To Test GC: To see the "delayed" .NET GC behaviour in action, put a breakpoint in some of your object's destructor/finalizer methods. The debugger will come alive and hit those breakpoints after the program is completed (yes, after Main is completed).
Speculation 2
Otherwise, the C# source code is compiled by the programmer down to IL code (Microsoft byte code instructions) and at runtime those are in turn compiled by the CLR's Just-In-Time compiler into an processor-specific instruction set (as with classic compiled programs) so there's really no reason a .NET program should be slower once it gets going and has run the first time.
I think everyone here has missed the "secret ingredient" that makes all the difference: The JIT compiler knows exactly what the target architecture is, whereas a static compiler does not. Different x86 processors have very different architectures and pipelines, so a sequence of instructions that is the fastest possible on one CPU might be relatively slower on another.
In this case the Microsoft C++ compiler's optimization strategy was targeted to a different processor than the CPU acidzombie24 was actually using, but gcc chose instructions more suited to his CPU. On a newer, older, or different-manufacturer CPU it is likely Microsoft C++ would be faster than gcc.
JIT has the best potential of all: Since it knows exactly what CPU is being targeted it has the ability to generate the very best possible code in every situation. Thus C# is inherently (in the long term) likely to be faster than C++ for such code.
Having said this, I would guess that the fact that CLR's JIT picked a better instruction sequence than Microsoft C++ was more a matter of luck than knowing the architecture. This is evidenced by the fact that on Justicle's CPU the Microsoft C++ compiler selected a better instruction sequence than the CLR JIT compiler.

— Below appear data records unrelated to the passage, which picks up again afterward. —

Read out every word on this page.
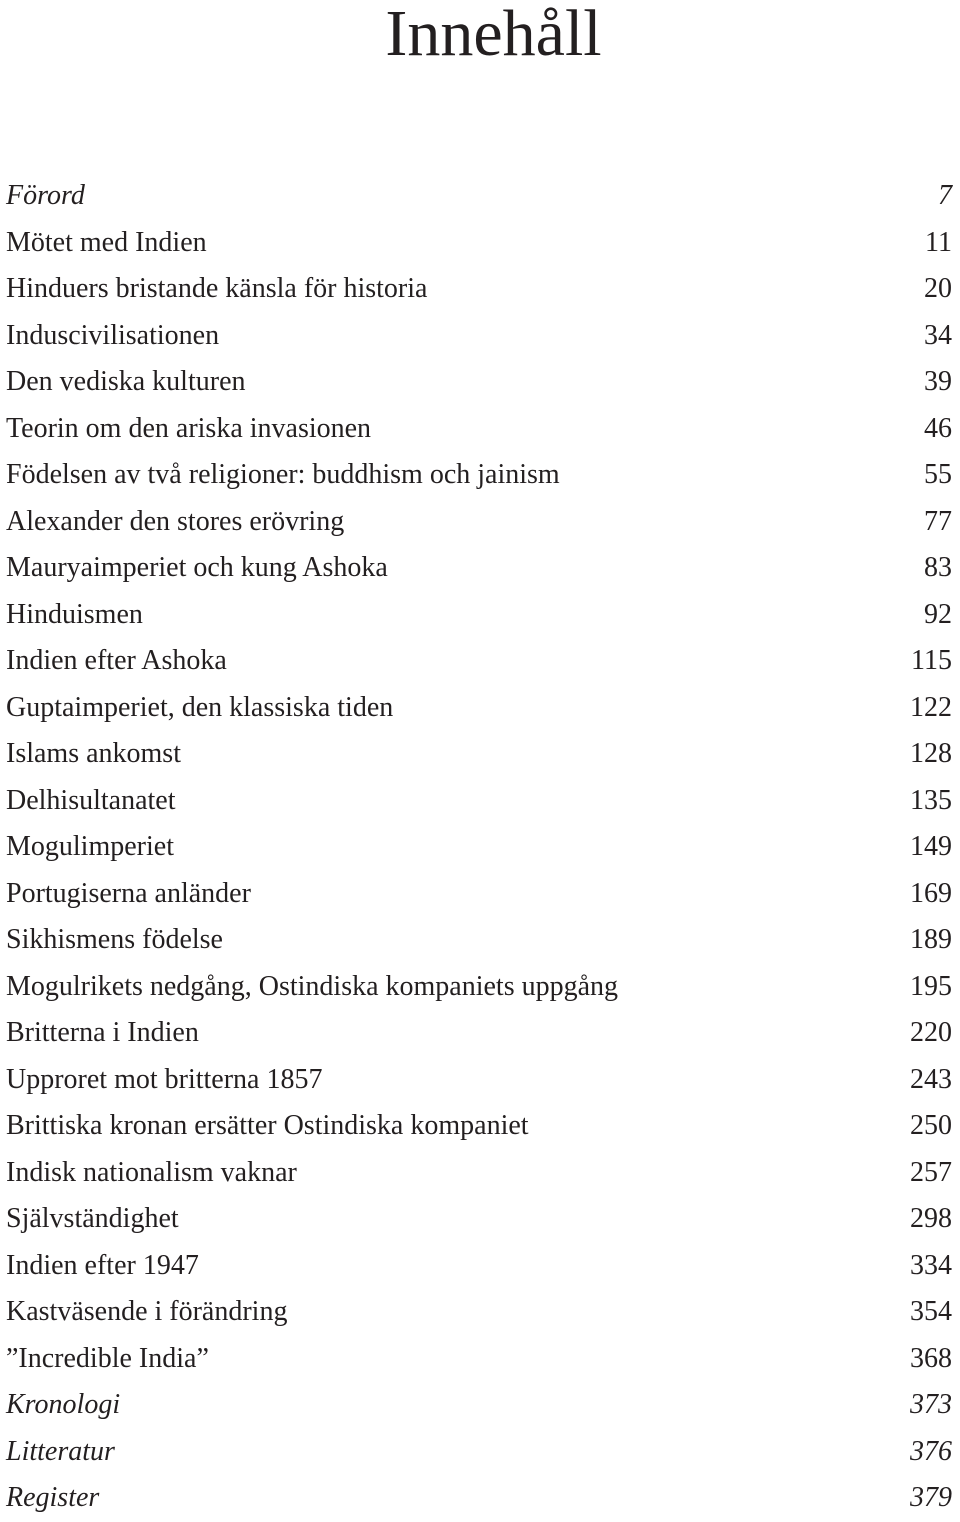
Innehåll
Förord	7
Mötet med Indien	11
Hinduers bristande känsla för historia	20
Induscivilisationen	34
Den vediska kulturen	39
Teorin om den ariska invasionen	46
Födelsen av två religioner: buddhism och jainism	55
Alexander den stores erövring	77
Mauryaimperiet och kung Ashoka	83
Hinduismen	92
Indien efter Ashoka	115
Guptaimperiet, den klassiska tiden	122
Islams ankomst	128
Delhisultanatet	135
Mogulimperiet	149
Portugiserna anländer	169
Sikhismens födelse	189
Mogulrikets nedgång, Ostindiska kompaniets uppgång	195
Britterna i Indien	220
Upproret mot britterna 1857	243
Brittiska kronan ersätter Ostindiska kompaniet	250
Indisk nationalism vaknar	257
Självständighet	298
Indien efter 1947	334
Kastväsende i förändring	354
”Incredible India”	368
Kronologi	373
Litteratur	376
Register	379
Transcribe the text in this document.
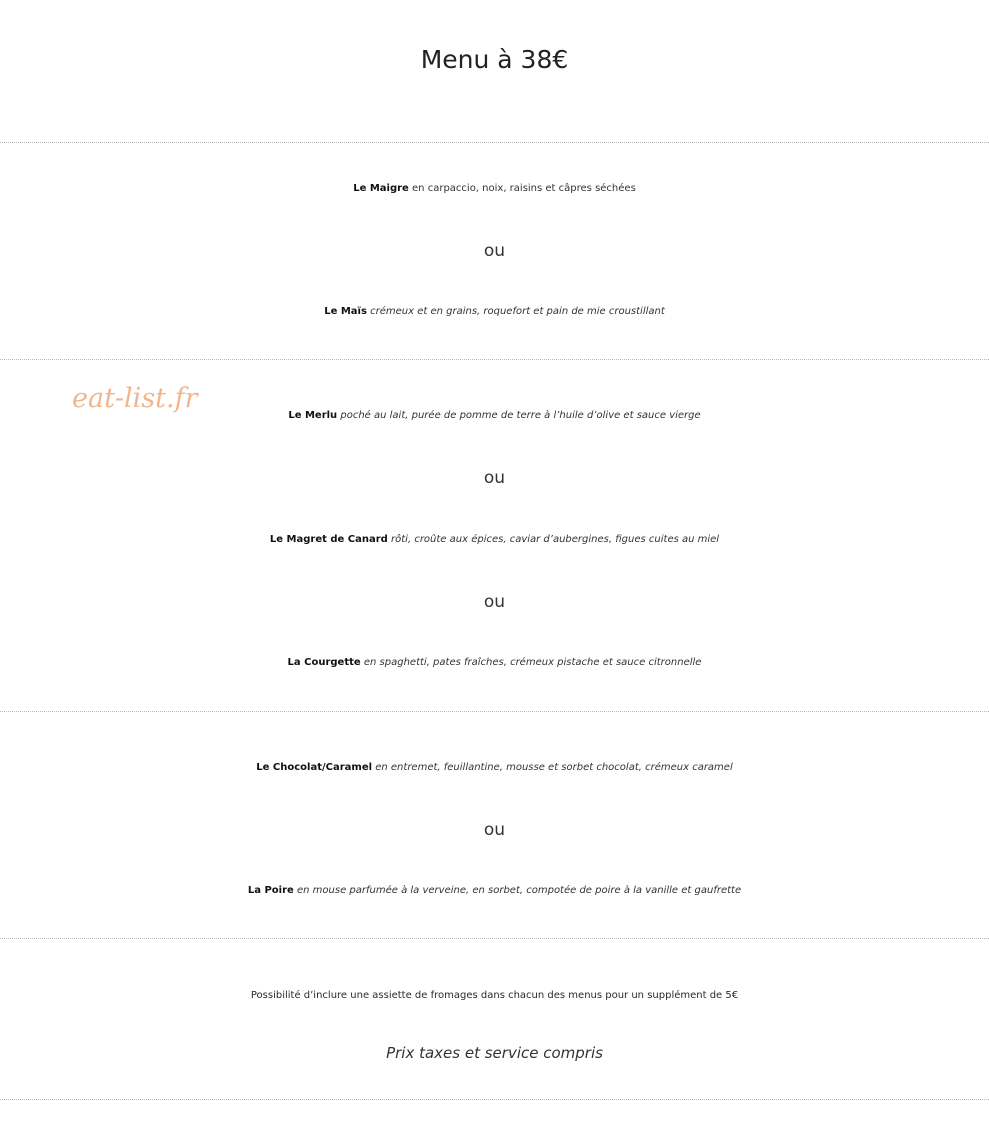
Menu à 38€
Le Maigre en carpaccio, noix, raisins et câpres séchées
ou
Le Maïs crémeux et en grains, roquefort et pain de mie croustillant
Le Merlu poché au lait, purée de pomme de terre à l’huile d’olive et sauce vierge
ou
Le Magret de Canard rôti, croûte aux épices, caviar d’aubergines, figues cuites au miel
ou
La Courgette en spaghetti, pates fraîches, crémeux pistache et sauce citronnelle
Le Chocolat/Caramel en entremet, feuillantine, mousse et sorbet chocolat, crémeux caramel
ou
La Poire en mouse parfumée à la verveine, en sorbet, compotée de poire à la vanille et gaufrette
Possibilité d’inclure une assiette de fromages dans chacun des menus pour un supplément de 5€
Prix taxes et service compris
eat-list.fr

A note on _rdtsc vs QueryPerformanceCounter: Yes _rdtsc is broken, but when you're talking a 3-4 second operation and running it several times to validate consistent timing, any situation that causes _rdtsc to give bogus timings (such as processor speed changes or processor changes) should cause outlying values in the test data that will be thrown out, so assuming acidzombie24 did his original benchmarks properly I doubt the _rdtsc vs QueryPerformanceCounter question really had any impact.
I know that the .NET compiler has a Intel optimization.